How can I get the confidence of a specific alignment?

cisnlp / simalign

Obtain Word Alignments using Pretrained Language Models (e.g., mBERT)

MIT License

347 stars 47 forks source link

How can I get the confidence of a specific alignment? #9

Closed jiangweiatgithub closed 1 year ago

jiangweiatgithub commented 4 years ago

I would need this feature in order to find out about possible mis-aligned words? Thanks!

pdufter commented 4 years ago

We have not investigated a confidence for alignments yet. I guess a straight-forward approach would be to consider the (average) similarity of the aligned words. I do not have time to investigate this in the next week, but feel free to create pull requests.
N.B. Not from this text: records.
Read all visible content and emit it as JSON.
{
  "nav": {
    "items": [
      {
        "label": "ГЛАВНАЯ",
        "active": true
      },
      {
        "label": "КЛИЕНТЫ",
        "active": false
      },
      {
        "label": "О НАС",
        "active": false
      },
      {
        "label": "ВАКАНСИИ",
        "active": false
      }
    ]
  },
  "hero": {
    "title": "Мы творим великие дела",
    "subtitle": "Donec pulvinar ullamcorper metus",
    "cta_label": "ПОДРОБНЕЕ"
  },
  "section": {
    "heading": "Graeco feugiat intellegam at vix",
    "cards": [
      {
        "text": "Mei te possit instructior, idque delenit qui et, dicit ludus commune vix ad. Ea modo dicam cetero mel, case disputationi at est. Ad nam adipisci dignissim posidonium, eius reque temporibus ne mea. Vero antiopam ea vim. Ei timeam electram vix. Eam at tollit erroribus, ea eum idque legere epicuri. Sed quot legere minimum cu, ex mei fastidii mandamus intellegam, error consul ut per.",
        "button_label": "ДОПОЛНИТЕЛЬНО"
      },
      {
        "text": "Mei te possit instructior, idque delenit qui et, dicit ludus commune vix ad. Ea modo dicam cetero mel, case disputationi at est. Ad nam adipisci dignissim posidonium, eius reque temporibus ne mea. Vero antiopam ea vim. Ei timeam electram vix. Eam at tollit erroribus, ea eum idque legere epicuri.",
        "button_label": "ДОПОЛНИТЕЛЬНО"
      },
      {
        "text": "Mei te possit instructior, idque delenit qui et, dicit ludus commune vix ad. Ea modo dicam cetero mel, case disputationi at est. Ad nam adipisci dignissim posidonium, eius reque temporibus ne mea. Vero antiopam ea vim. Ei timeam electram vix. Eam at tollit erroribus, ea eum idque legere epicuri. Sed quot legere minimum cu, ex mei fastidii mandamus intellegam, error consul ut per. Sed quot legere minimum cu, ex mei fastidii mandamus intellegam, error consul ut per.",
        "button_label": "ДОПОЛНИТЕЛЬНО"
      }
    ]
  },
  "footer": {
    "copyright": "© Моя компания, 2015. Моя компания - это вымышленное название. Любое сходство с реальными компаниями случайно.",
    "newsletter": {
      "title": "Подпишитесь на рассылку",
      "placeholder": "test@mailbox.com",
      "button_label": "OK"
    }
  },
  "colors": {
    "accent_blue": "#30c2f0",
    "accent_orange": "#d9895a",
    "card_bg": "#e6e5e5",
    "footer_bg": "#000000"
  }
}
dmar1n commented 4 years ago

If it is of any help to you, @jiangweiatgithub, there is already a pull request that does this (#4).

creolio commented 3 years ago

We have not investigated a confidence for alignments yet. I guess a straight-forward approach would be to consider the (average) similarity of the aligned words. I do not have time to investigate this in the next week, but feel free to create pull requests.

Do you have any recommendations or tool suggestions on how to calculate the similarity of one specific word in one language to a specific word in a different language?

jiangweiatgithub commented 3 years ago

Here is an interesting article, which provided complete python code: https://www.tensorflow.org/hub/tutorials/cross_lingual_similarity_with_tf_hub_multilingual_universal_encoder

pdufter commented 3 years ago

@creolio not sure whether I understand your question correctly. SimAlign creates alignments based on these similarities. Maybe feeding just two words, e.g., "cat" and "Katze" to SimAlign and looking at the output of the get_similarity method might suit your purpose?

creolio commented 2 years ago

@creolio not sure whether I understand your question correctly. SimAlign creates alignments based on these similarities. Maybe feeding just two words, e.g., "cat" and "Katze" to SimAlign and looking at the output of the get_similarity method might suit your purpose?

Thank you. I had to put this aspect of the project on pause, but when I get back to it, I'll try this out. Sounds about right, tho.